Sometimes in the works of Macedonian artists different lands from a world full of gods appear, as a longing for a lost Arcadia, for the innocence of the first glance and touch, when for the first time the miraculous and terrifying world is revealed. In these works, as in Rubens Korubin’s pictures, the forgotten spaces of dreams are sensed, sunlit spaces where man and nature are still an inseparable unity.
Modern “nomads” like Simon Semov wander around vast spaces and distant ages searching for jewels to be incorporated into their works to shine unexpectedly, disclosing completely new meanings.
In immediate touch with leading creative achievements, like mediaeval Macedonian frescoes and the works of the great Western European art masters, Gligor Cemerski rediscovers art’s secrets, creating new mythical images for his time.

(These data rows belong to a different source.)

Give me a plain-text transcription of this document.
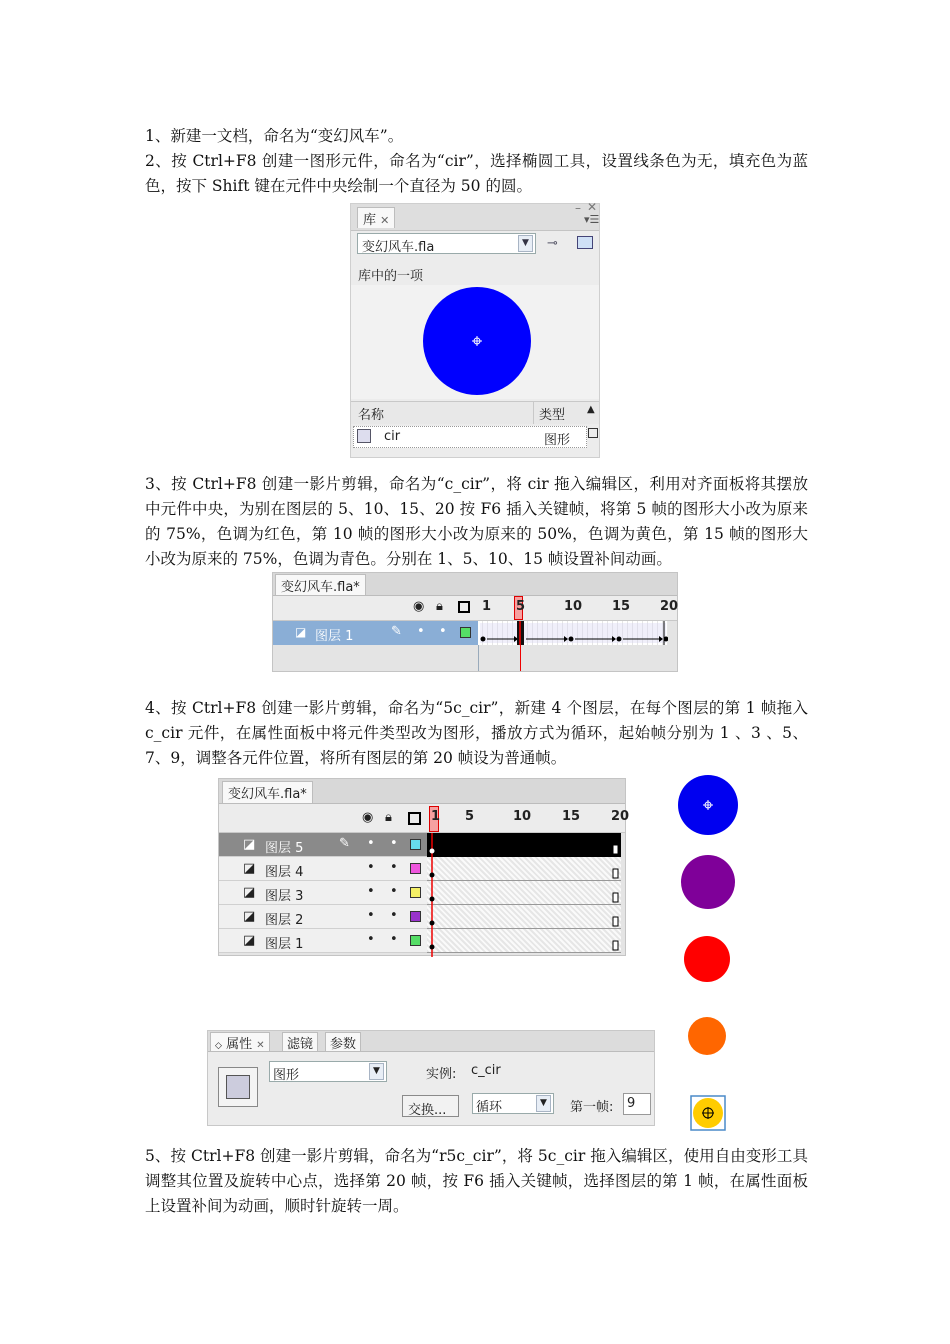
1、新建一文档，命名为“变幻风车”。
2、按 Ctrl+F8 创建一图形元件，命名为“cir”，选择椭圆工具，设置线条色为无，填充色为蓝色，按下 Shift 键在元件中央绘制一个直径为 50 的圆。
库 ✕
– ✕
▾☰
变幻风车.fla	▼	⊸
库中的一项
名称	类型 ▲
cir	图形
3、按 Ctrl+F8 创建一影片剪辑，命名为“c_cir”，将 cir 拖入编辑区，利用对齐面板将其摆放中元件中央，为别在图层的 5、10、15、20 按 F6 插入关键帧，将第 5 帧的图形大小改为原来的 75%，色调为红色，第 10 帧的图形大小改为原来的 50%，色调为黄色，第 15 帧的图形大小改为原来的 75%，色调为青色。分别在 1、5、10、15 帧设置补间动画。
变幻风车.fla*
◉ 🔒︎	1 5	10 15 20
◪ 图层 1	✎ • •
4、按 Ctrl+F8 创建一影片剪辑，命名为“5c_cir”，新建 4 个图层，在每个图层的第 1 帧拖入 c_cir 元件，在属性面板中将元件类型改为图形，播放方式为循环，起始帧分别为 1 、3 、5、7、9，调整各元件位置，将所有图层的第 20 帧设为普通帧。
变幻风车.fla*
◉ 🔒︎	1 5	10 15 20
◪ 图层 5	✎ • •
◪ 图层 4	• •
◪ 图层 3	• •
◪ 图层 2	• •
◪ 图层 1	• •
◇ 属性 ✕	滤镜	参数
图形	▼	实例: c_cir
交换... 循环	▼	第一帧: 9
5、按 Ctrl+F8 创建一影片剪辑，命名为“r5c_cir”，将 5c_cir 拖入编辑区，使用自由变形工具调整其位置及旋转中心点，选择第 20 帧，按 F6 插入关键帧，选择图层的第 1 帧，在属性面板上设置补间为动画，顺时针旋转一周。
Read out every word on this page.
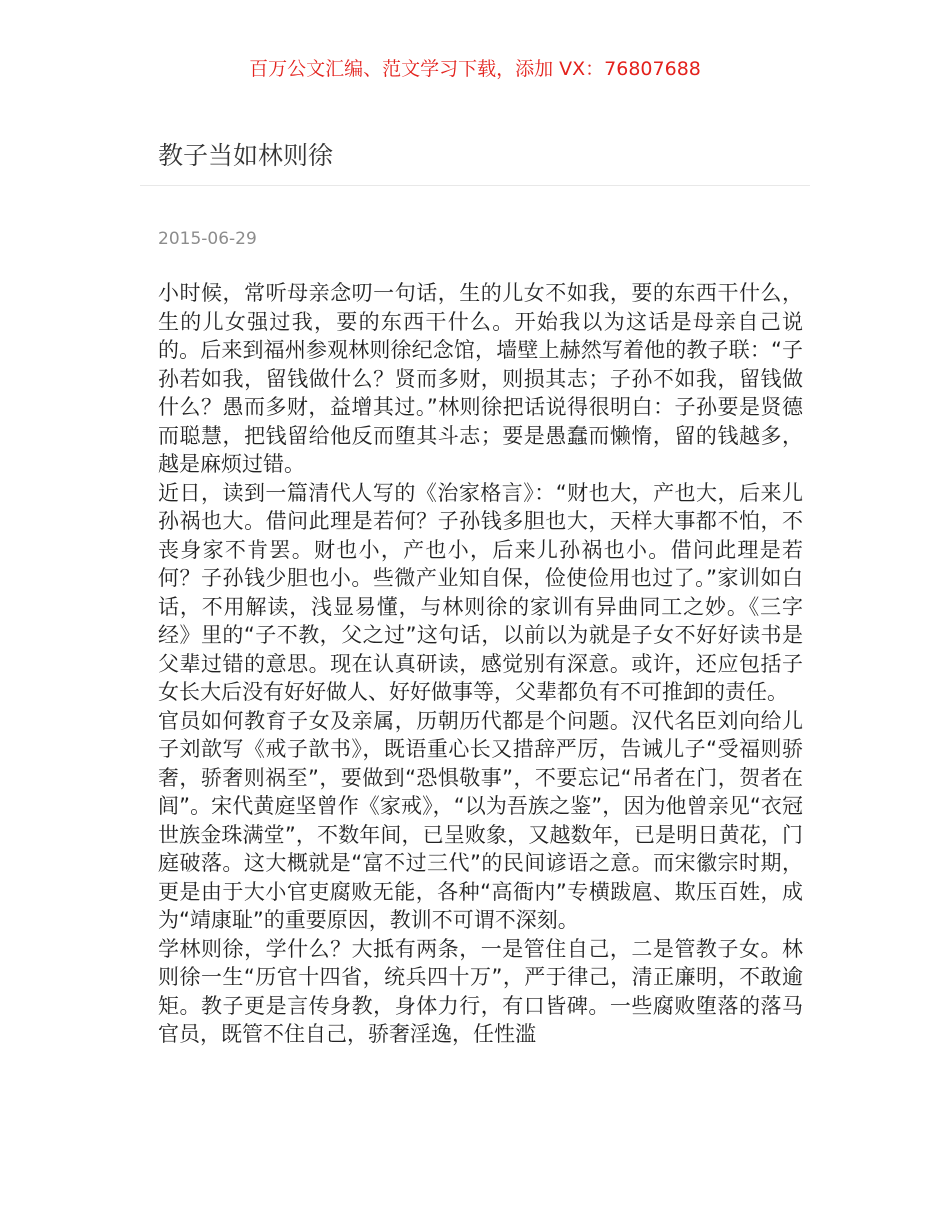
百万公文汇编、范文学习下载，添加 VX：76807688
教子当如林则徐
2015-06-29

小时候，常听母亲念叨一句话，生的儿女不如我，要的东西干什么，生的儿女强过我，要的东西干什么。开始我以为这话是母亲自己说的。后来到福州参观林则徐纪念馆，墙壁上赫然写着他的教子联：“子孙若如我，留钱做什么？贤而多财，则损其志；子孙不如我，留钱做什么？愚而多财，益增其过。”林则徐把话说得很明白：子孙要是贤德而聪慧，把钱留给他反而堕其斗志；要是愚蠢而懒惰，留的钱越多，越是麻烦过错。

近日，读到一篇清代人写的《治家格言》：“财也大，产也大，后来儿孙祸也大。借问此理是若何？子孙钱多胆也大，天样大事都不怕，不丧身家不肯罢。财也小，产也小，后来儿孙祸也小。借问此理是若何？子孙钱少胆也小。些微产业知自保，俭使俭用也过了。”家训如白话，不用解读，浅显易懂，与林则徐的家训有异曲同工之妙。《三字经》里的“子不教，父之过”这句话，以前以为就是子女不好好读书是父辈过错的意思。现在认真研读，感觉别有深意。或许，还应包括子女长大后没有好好做人、好好做事等，父辈都负有不可推卸的责任。

官员如何教育子女及亲属，历朝历代都是个问题。汉代名臣刘向给儿子刘歆写《戒子歆书》，既语重心长又措辞严厉，告诫儿子“受福则骄奢，骄奢则祸至”，要做到“恐惧敬事”，不要忘记“吊者在门，贺者在闾”。宋代黄庭坚曾作《家戒》，“以为吾族之鉴”，因为他曾亲见“衣冠世族金珠满堂”，不数年间，已呈败象，又越数年，已是明日黄花，门庭破落。这大概就是“富不过三代”的民间谚语之意。而宋徽宗时期，更是由于大小官吏腐败无能，各种“高衙内”专横跋扈、欺压百姓，成为“靖康耻”的重要原因，教训不可谓不深刻。

学林则徐，学什么？大抵有两条，一是管住自己，二是管教子女。林则徐一生“历官十四省，统兵四十万”，严于律己，清正廉明，不敢逾矩。教子更是言传身教，身体力行，有口皆碑。一些腐败堕落的落马官员，既管不住自己，骄奢淫逸，任性滥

The complexity of this research induces Macedonian artists to find the grounds of their philosophical view of the world in the pursuit of the “contemporary myth”, a pursuit in which they surpass the borders of individual experience and endeavour to approach the sources of collective memory, Today when artists are united in their attempts to reach a direct and complete experience of the world and to fulfil their dream of distant ages when man was a part of nature’s great rhythm and when the world did not appear lifeless and empty, they turn their glance backward, towards the past’s eminent creative achievements and towards epochs like the Middle Ages, in which the deepest and darkest human secrets were revealed through art. In elucidating the past’s mysterious inscriptions, the axiomatic images that display reality’s complex structure are discovered.

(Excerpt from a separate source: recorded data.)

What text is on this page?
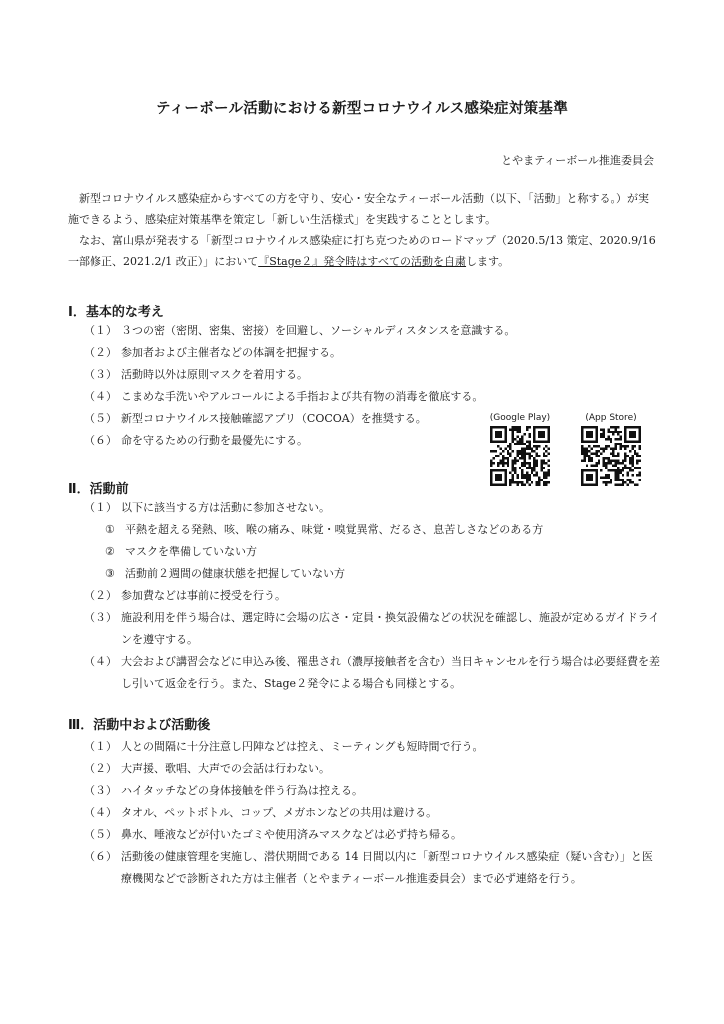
ティーボール活動における新型コロナウイルス感染症対策基準
とやまティーボール推進委員会

新型コロナウイルス感染症からすべての方を守り、安心・安全なティーボール活動（以下、「活動」と称する。）が実施できるよう、感染症対策基準を策定し「新しい生活様式」を実践することとします。

なお、富山県が発表する「新型コロナウイルス感染症に打ち克つためのロードマップ（2020.5/13 策定、2020.9/16 一部修正、2021.2/1 改正）」において『Stage２』発令時はすべての活動を自粛します。

Ⅰ．基本的な考え
（１） ３つの密（密閉、密集、密接）を回避し、ソーシャルディスタンスを意識する。
（２） 参加者および主催者などの体調を把握する。
（３） 活動時以外は原則マスクを着用する。
（４） こまめな手洗いやアルコールによる手指および共有物の消毒を徹底する。
（５） 新型コロナウイルス接触確認アプリ（COCOA）を推奨する。
（６） 命を守るための行動を最優先にする。
(Google Play)	(App Store)
Ⅱ．活動前
（１） 以下に該当する方は活動に参加させない。
① 平熱を超える発熱、咳、喉の痛み、味覚・嗅覚異常、だるさ、息苦しさなどのある方
② マスクを準備していない方
③ 活動前２週間の健康状態を把握していない方
（２） 参加費などは事前に授受を行う。
（３） 施設利用を伴う場合は、選定時に会場の広さ・定員・換気設備などの状況を確認し、施設が定めるガイドラインを遵守する。
（４） 大会および講習会などに申込み後、罹患され（濃厚接触者を含む）当日キャンセルを行う場合は必要経費を差し引いて返金を行う。また、Stage２発令による場合も同様とする。
Ⅲ．活動中および活動後
（１） 人との間隔に十分注意し円陣などは控え、ミーティングも短時間で行う。
（２） 大声援、歌唱、大声での会話は行わない。
（３） ハイタッチなどの身体接触を伴う行為は控える。
（４） タオル、ペットボトル、コップ、メガホンなどの共用は避ける。
（５） 鼻水、唾液などが付いたゴミや使用済みマスクなどは必ず持ち帰る。
（６） 活動後の健康管理を実施し、潜伏期間である 14 日間以内に「新型コロナウイルス感染症（疑い含む）」と医療機関などで診断された方は主催者（とやまティーボール推進委員会）まで必ず連絡を行う。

Modern tendencies, the programmes of which are directed against aestheticism, give art back its ontological status. The abandoning of aesthetic subjectivism in order to reconquer the primal reality, the disrupted unity between man and the world, and the discovery of man’s deep secrets and of the entangled knots in the thread connecting man to the world raise the issue of a new attitude towards tradition.

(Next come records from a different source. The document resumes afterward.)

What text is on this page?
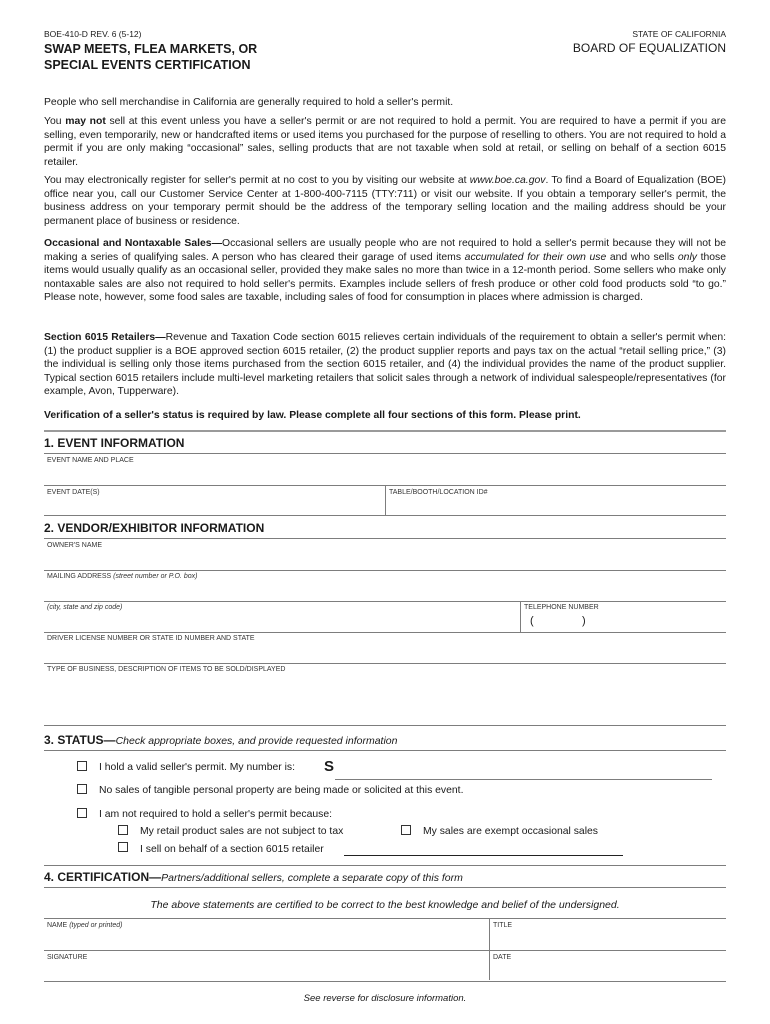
BOE-410-D REV. 6 (5-12)
SWAP MEETS, FLEA MARKETS, OR
SPECIAL EVENTS CERTIFICATION
STATE OF CALIFORNIA
BOARD OF EQUALIZATION
People who sell merchandise in California are generally required to hold a seller's permit.
You may not sell at this event unless you have a seller's permit or are not required to hold a permit. You are required to have a permit if you are selling, even temporarily, new or handcrafted items or used items you purchased for the purpose of reselling to others. You are not required to hold a permit if you are only making “occasional” sales, selling products that are not taxable when sold at retail, or selling on behalf of a section 6015 retailer.
You may electronically register for seller's permit at no cost to you by visiting our website at www.boe.ca.gov. To find a Board of Equalization (BOE) office near you, call our Customer Service Center at 1-800-400-7115 (TTY:711) or visit our website. If you obtain a temporary seller's permit, the business address on your temporary permit should be the address of the temporary selling location and the mailing address should be your permanent place of business or residence.
Occasional and Nontaxable Sales—Occasional sellers are usually people who are not required to hold a seller's permit because they will not be making a series of qualifying sales. A person who has cleared their garage of used items accumulated for their own use and who sells only those items would usually qualify as an occasional seller, provided they make sales no more than twice in a 12-month period. Some sellers who make only nontaxable sales are also not required to hold seller's permits. Examples include sellers of fresh produce or other cold food products sold “to go.” Please note, however, some food sales are taxable, including sales of food for consumption in places where admission is charged.
Section 6015 Retailers—Revenue and Taxation Code section 6015 relieves certain individuals of the requirement to obtain a seller's permit when: (1) the product supplier is a BOE approved section 6015 retailer, (2) the product supplier reports and pays tax on the actual “retail selling price,” (3) the individual is selling only those items purchased from the section 6015 retailer, and (4) the individual provides the name of the product supplier. Typical section 6015 retailers include multi-level marketing retailers that solicit sales through a network of individual salespeople/representatives (for example, Avon, Tupperware).
Verification of a seller's status is required by law. Please complete all four sections of this form. Please print.
1. EVENT INFORMATION
EVENT NAME AND PLACE
EVENT DATE(S)	TABLE/BOOTH/LOCATION ID#
2. VENDOR/EXHIBITOR INFORMATION
OWNER'S NAME
MAILING ADDRESS (street number or P.O. box)
(city, state and zip code)	TELEPHONE NUMBER
(	)
DRIVER LICENSE NUMBER OR STATE ID NUMBER AND STATE
TYPE OF BUSINESS, DESCRIPTION OF ITEMS TO BE SOLD/DISPLAYED
3. STATUS—Check appropriate boxes, and provide requested information
I hold a valid seller's permit. My number is: S
No sales of tangible personal property are being made or solicited at this event.
I am not required to hold a seller's permit because:
My retail product sales are not subject to tax	My sales are exempt occasional sales
I sell on behalf of a section 6015 retailer
4. CERTIFICATION—Partners/additional sellers, complete a separate copy of this form
The above statements are certified to be correct to the best knowledge and belief of the undersigned.
NAME (typed or printed)	TITLE
SIGNATURE	DATE
See reverse for disclosure information.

There are still unsolved secrets. Deep in the ground there lies buried an insufficiently explored treasury which archaeology has still to discover. New discoveries will expand the knowledge of our past. Scattered multicoloured stones will be composed into new mosaics and new paintings will be found under the old mortar of the churches. Old manuscripts will be reread and history’s psalm-writers will discover new truths. New pages of Macedonian cultural history will be written and with admiration we will discover our cultural heritage, proud of its being an inevitable part of the world’s treasury of artistic and cultural wealth. In fact, what is still to be done is to discover the precious treasure buried deep inside us, and the effort of doing so will not be futile, for it is the most valuable thing we can give as our contribution to the world. Developing on the soil of a glorious and rich past, Macedonian culture may suddenly flourish again and, as many times before, give the world a new impetus.